On September 18, 2013, The Smoking Gun published another article announcing that Lombardo had pleaded guilty to receipt of child pornography. According to the plea bargain, Lombardo solicited pornographic images from six different minors.

On February 28, 2014, Lombardo was sentenced to five years in federal prison. He was released on August 16, 2018.

== Later career ==
Following his release from prison in 2018, Lombardo began working professionally under his first and middle name, Michael Lawrence. He became the technical editor for Live Sound International and ProSoundWeb, and a product manager for Rational Acoustics.

From 2019 to September 2023, he co-hosted the Signal to Noise podcast along with Kyle Chirnside and Christopher Leonard on ProSoundWeb.

== Committee work and publications ==
Lawrence is a member of the Audio Engineering Society (AES) Technical Committee on Acoustics and Sound Reinforcement. In May 2020, he contributed to the AES Technical Document AESTD1007.1.20-05, which established guidelines for managing sound exposure and noise pollution at large-scale outdoor events. He also serves on the working group for the AES Health and Hearing in Live Audio (HELA) certification scheme.

In 2022, Lawrence published the book Between the Lines: Concepts in Sound System Design and Alignment, which focuses on the practical application of sound system optimization.

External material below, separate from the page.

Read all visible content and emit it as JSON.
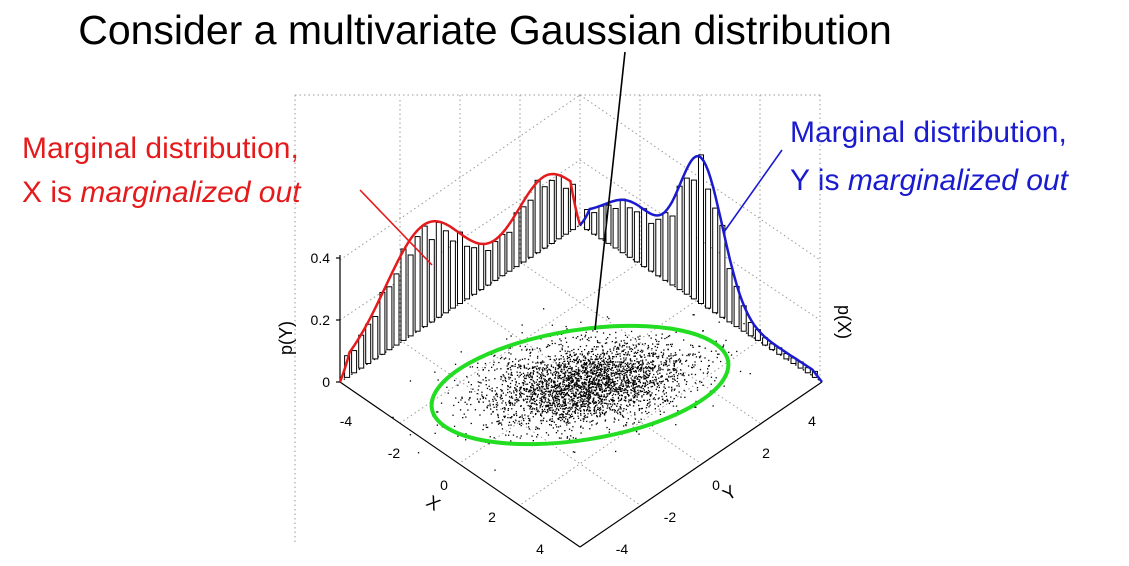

==Awards, achievements, and appearances==
- Lombardo won 1st place in the jazz category of the 2008 Upstate NY Songwriting competition.
- In March 2010, Lombardo earned the title of Master of Song Fu after winning Quick Stop Entertainment's Masters of Song Fu songwriting competition with his song "This Song Is Meta (And So Is This Title)".
- Lombardo wrote a parody of Coldplay's Viva La Vida in homage to Stephen Fry called "Viva La Fry", and it garnered Fry's attention.
- Lombardo, along with his band, The Mike Lombardo Trio, opened for pop musician Ryan Cabrera on his US tour in Hamden, Connecticut on December 6, 2010.
- Lombardo's video "Mike Lombardo Smackdown", about Internet file sharing and piracy was awarded Video of the Year 2010 by the website MusicTechPolicy.com.
- Lombardo has collaborated with many artists, including Meghan Tonjes, on Sara Bareilles' song "King of Anything", which Bareilles watched and commented on.
- Another video, titled "Songwriting on the Floor: Rhyme (And Why Eminem Is Awesome)," was featured on CBSnews.com in May 2011.
- His cover of They Might Be Giants' song "My Man" was included on the "Mink Car Cover" project organized to raise money for the New York Fire Department, in honor of the 10-year anniversary of the release of They Might Be Giants' album Mink Car. This album featured work done by other artists such as Hank Green, Molly Lewis, MC Frontalot, and more.
- During the late summer of 2011, Lombardo toured with nerdcore rapper MC Frontalot as his keyboardist under the stage-name "56K". This tour saw Lombardo play live in front of the sold-out crowd at Penny Arcade Expo, in Seattle, Washington, sharing the main stage with other artists, such as Paul and Storm and Jonathan Coulton.
- In the fall of 2011, Lombardo opened a handful of shows for comedy duo, Paul and Storm.
- In October 2011, Lombardo traveled with MC Frontalot as the band's Front of House sound engineer.

==Discography==
- The Fordham Sessions (2010)
- Songs for a New Day (2010)
- The Alchemist (2011)
- Alive in Philly (2011) – Live album recorded at Milkboy Coffee in Ardmore, Pennsylvania.